The COVID-19 pandemic is amplifying the entanglement of systemic racism and health in our country. As the number of US cases continues to rise, pockets of data are revealing that African American communities are being disproportionately impacted by this crisis. From Chicago to Milwaukee and Detroit, Black Americans are showing much higher rates of hospitalization and death. The destructive impacts of this virus tangibly expose our nation’s inequities in a way that is palpable and intolerable.
Unfortunately, this should not be a surprise. African American communities suffer from higher rates of chronic disease that increase vulnerability to coronavirus complications, including diabetes, asthma, hypertension, and heart disease. People of color are also experiencing deeper financial impacts precipitated by the pandemic. Black Americans have one of the highest rates of poverty at over 20 percent and are more likely to be paid poverty-level wages, exacerbating impacts from layoffs and furloughs. And while these statistics highlight the disparate impact along racial lines, a greater question to ask is, why do these disparities exist to begin with?
During and in the aftermath of this pandemic, there is an opportunity to look at our current policies and systems and identify ways to reverse the impacts of structural and systemic racism. Applying a health equity lens to all approaches, interventions, and policies can begin to close inequity gaps.
The answer is not rooted in biology but is a symptom of systemic racism and generations of oppressive policies that have been explicitly inflicted on communities of color. It is critical to call out racism versus race in these discussions. Race is a social, not biologic construct. Racism, which is prejudice, discrimination, or antagonism directed to an individual because of their race, precipitates chronic stress responses that have physiologic impacts and can lead to many of the chronic diseases that plague Black communities. When embedded into public policy and decision making, systemic and structural racism results and acts as a vector for the multitude of health disparities seen in communities of color. From redlining policies that segregated communities and decimated the financial wealth of Black Americans, to transportation and urban planning decisions that deliberately cut off communities of color from resources such as health care, grocery stores, jobs, and schools, these system-level decisions have codified the place-based inequities we see today. Not having access to these basic yet essential resources and services fans the flame of illness and poor health outcomes.
While structural racism plays a role in creating community-level disparities, deep racial bias in health care has also accelerated inequitable health outcomes for people of color.
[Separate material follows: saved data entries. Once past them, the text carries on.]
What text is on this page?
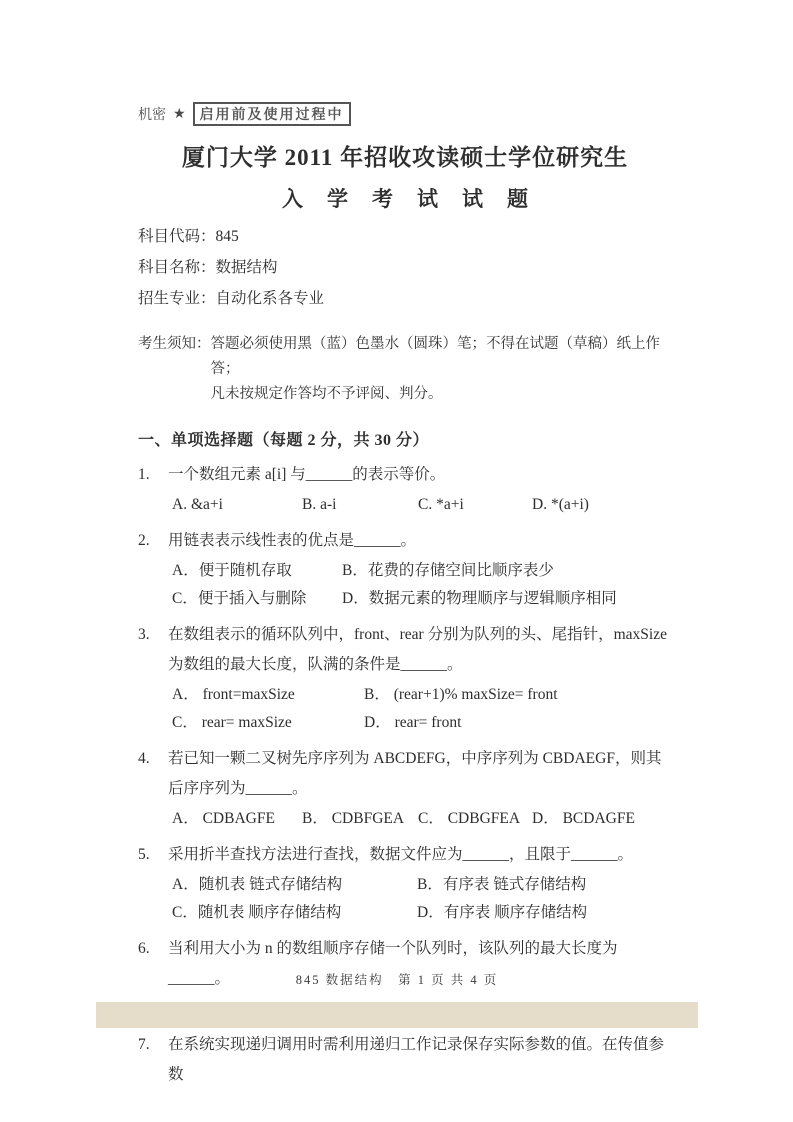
机密 ★	启用前及使用过程中
厦门大学 2011 年招收攻读硕士学位研究生
入学考试试题
科目代码：845
科目名称：数据结构
招生专业：自动化系各专业
考生须知： 答题必须使用黑（蓝）色墨水（圆珠）笔；不得在试题（草稿）纸上作答；
凡未按规定作答均不予评阅、判分。
一、单项选择题（每题 2 分，共 30 分）
1.	一个数组元素 a[i] 与______的表示等价。
A. &a+i	B. a-i	C. *a+i	D. *(a+i)
2.	用链表表示线性表的优点是______。
A．便于随机存取	B．花费的存储空间比顺序表少
C．便于插入与删除	D．数据元素的物理顺序与逻辑顺序相同
3.	在数组表示的循环队列中，front、rear 分别为队列的头、尾指针，maxSize 为数组的最大长度，队满的条件是______。
A． front=maxSize	B． (rear+1)% maxSize= front
C． rear= maxSize	D． rear= front
4.	若已知一颗二叉树先序序列为 ABCDEFG，中序序列为 CBDAEGF，则其后序序列为______。
A． CDBAGFE	B． CDBFGEA C． CDBGFEA D． BCDAGFE
5.	采用折半查找方法进行查找，数据文件应为______，且限于______。
A．随机表 链式存储结构	B．有序表 链式存储结构
C．随机表 顺序存储结构	D．有序表 顺序存储结构
6.	当利用大小为 n 的数组顺序存储一个队列时，该队列的最大长度为______。
7.	在系统实现递归调用时需利用递归工作记录保存实际参数的值。在传值参数
845 数据结构　第 1 页 共 4 页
A sentinel report released by the Institute of Medicine (now the National Academy of Medicine) in 2002 reviewed over 100 clinical studies and found that racial minorities are less likely than whites to receive needed services, including clinically necessary procedures. This was true even when insurance status, income, presence of co-morbid illness, where care was received, age, and gender were taken into consideration. More recent studies have continued to validate these findings, affirming that racism and bias permeate the health-care sector, even with the sworn medical oath to do no harm.
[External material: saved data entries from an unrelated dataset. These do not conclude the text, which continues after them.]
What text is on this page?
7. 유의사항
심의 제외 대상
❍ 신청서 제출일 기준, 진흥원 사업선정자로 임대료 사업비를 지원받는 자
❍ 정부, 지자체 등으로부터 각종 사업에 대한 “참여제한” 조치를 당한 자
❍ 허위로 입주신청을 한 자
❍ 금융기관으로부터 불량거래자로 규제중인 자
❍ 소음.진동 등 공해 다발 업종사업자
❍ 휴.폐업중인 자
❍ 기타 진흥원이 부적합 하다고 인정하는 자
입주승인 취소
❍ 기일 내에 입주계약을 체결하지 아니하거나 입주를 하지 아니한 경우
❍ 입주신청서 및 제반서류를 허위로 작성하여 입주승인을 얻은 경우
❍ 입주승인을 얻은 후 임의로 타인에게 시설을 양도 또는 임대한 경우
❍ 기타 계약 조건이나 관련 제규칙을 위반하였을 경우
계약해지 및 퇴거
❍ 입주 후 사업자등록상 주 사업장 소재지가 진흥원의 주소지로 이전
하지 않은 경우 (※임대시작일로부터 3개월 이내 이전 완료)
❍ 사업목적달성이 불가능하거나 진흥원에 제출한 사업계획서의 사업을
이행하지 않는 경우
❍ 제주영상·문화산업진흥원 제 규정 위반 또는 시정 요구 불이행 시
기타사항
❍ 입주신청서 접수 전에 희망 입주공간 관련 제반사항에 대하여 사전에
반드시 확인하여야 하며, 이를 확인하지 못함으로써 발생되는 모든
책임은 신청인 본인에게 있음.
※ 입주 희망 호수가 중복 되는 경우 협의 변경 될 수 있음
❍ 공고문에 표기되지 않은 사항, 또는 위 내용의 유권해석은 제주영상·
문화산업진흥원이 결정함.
During and in the aftermath of this pandemic, there is an opportunity to look at our current policies and systems and identify ways to reverse the impacts of structural and systemic racism.
Applying a health equity lens to all approaches, interventions, and policies can begin to close inequity gaps.
The Centers for Disease Control and Prevention should continue to make national coronavirus infection data by race and ethnicity publicly available so that health-care leaders, policymakers, and community stakeholders can target interventions and support towards mitigating the disparate impact. In addition, health-care systems and hospitals should prioritize implicit bias interventions to address the often disparate clinical decisions and lack of access to testing for Black patients.
And while ensuring access to acute care and primary care is critical to address the physical health needs, interventions that focus on community-driven solutions that acknowledge the disparity in access to critical resources is also key. There is an opportunity to drive deeper long-term investments into communities of color that have been disinvested for generations, creating access to opportunity that not only fosters economic mobility but also expands access to basic resources, such as grocery stores and affordable transportation, that allow families to both survive and thrive during and after this pandemic.
So as we look to address this dilemma, let’s be sure that we not only solve for the immediate needs but take a moment to ask why to address the root cause. This is an opportunity to have a stoic look at our nation’s entrenched relationship with racism and drive systems change to dismantle its impact.